Летит над Крамским бог Саваоф, обеими руками благословляет его. Крамской вспоминает, как в последний момент повернули вниз головой среднего серафима, чтобы удлинить Саваофу ноги на два аршина. Ему смеяться хочется, и почему-то слезы на глазах. Он опускает голову и тихо выходит из храма.

Надежды

Искусство… живое, вечно меняющееся…

Расчеты

Зависимость от семейства, другая от службы, третья от цели в жизни, которую себе назначил, и, может статься, наперекор судьбы… Мученье быть пламенным мечтателем в краю вечных снегов.

Всем известная «Неизвестная» Крамского – красивая, изысканно одетая молодая женщина в коляске посреди Невского, против Аничкова дворца, куда хаживал Крамской писать государя и государыню, легендарная неизвестная, загадка, долго толкавшая к поискам – кто она?
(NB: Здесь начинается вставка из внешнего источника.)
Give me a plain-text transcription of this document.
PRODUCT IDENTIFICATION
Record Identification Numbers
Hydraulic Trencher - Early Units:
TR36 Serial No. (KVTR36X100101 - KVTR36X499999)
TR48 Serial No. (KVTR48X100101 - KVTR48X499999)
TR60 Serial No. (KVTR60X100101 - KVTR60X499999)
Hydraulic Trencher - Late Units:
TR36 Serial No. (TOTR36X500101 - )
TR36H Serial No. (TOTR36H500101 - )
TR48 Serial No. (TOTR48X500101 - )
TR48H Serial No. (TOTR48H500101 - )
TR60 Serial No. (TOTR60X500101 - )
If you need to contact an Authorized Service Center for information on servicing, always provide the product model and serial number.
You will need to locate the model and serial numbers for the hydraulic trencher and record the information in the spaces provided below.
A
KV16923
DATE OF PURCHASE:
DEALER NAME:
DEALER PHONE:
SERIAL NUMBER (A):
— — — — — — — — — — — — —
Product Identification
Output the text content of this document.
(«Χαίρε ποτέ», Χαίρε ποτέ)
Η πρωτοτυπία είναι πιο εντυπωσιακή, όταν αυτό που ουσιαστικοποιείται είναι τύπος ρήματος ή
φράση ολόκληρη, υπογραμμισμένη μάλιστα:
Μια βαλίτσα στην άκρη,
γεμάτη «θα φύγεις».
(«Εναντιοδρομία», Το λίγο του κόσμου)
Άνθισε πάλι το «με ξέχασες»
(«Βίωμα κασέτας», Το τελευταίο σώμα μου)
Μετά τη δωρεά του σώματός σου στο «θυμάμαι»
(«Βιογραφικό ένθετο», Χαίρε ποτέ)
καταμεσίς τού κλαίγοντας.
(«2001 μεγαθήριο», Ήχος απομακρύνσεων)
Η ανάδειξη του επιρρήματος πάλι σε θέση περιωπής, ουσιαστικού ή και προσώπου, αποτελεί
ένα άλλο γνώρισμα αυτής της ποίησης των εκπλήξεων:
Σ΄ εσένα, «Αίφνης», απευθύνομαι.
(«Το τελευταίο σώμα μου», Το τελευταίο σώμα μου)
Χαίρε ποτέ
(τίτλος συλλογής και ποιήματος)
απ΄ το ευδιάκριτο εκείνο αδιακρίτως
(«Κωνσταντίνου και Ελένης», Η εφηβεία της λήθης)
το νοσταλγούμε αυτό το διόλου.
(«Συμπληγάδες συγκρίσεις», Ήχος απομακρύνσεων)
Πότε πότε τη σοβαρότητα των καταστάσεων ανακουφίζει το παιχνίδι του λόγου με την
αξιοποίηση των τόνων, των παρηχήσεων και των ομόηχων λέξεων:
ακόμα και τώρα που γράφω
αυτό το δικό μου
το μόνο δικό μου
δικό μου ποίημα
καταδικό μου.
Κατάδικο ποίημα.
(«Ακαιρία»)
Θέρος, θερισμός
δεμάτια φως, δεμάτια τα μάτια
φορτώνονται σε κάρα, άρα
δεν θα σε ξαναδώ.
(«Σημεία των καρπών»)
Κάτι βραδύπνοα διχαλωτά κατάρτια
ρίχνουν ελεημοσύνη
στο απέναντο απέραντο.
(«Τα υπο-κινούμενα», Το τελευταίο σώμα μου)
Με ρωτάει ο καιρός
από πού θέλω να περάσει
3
Беспомощные предположения перемежались необоснованными открытиями, время от времени упоминались имена баронесс или актрис, потомки сопоставили «Неизвестную» с Анной Карениной, о которой Лев Николаевич Толстой написал десятью годами раньше, чем увидело свет полотно Крамского, с Незнакомкой Блока, которая появилась лет на двадцать позже картины (название «Незнакомка» укоренилось среди зрителей равноправно с «Неизвестной»). Но недавно вдруг вынырнул из частного собрания в Чехословакии этюд к картине (так называемый «пражский этюд»): та же самая женщина и совершенно не та, хотя сходство «модели», «натуры» для этюда и картины несомненно и поза ее в обоих случаях почти полностью сохранена. Пражский этюд «закрывает» поиски, «убивает» открытия, выводит «Неизвестную» из ряда портретов Крамского: не «Портрет Неизвестной» – просто «Неизвестная», картина.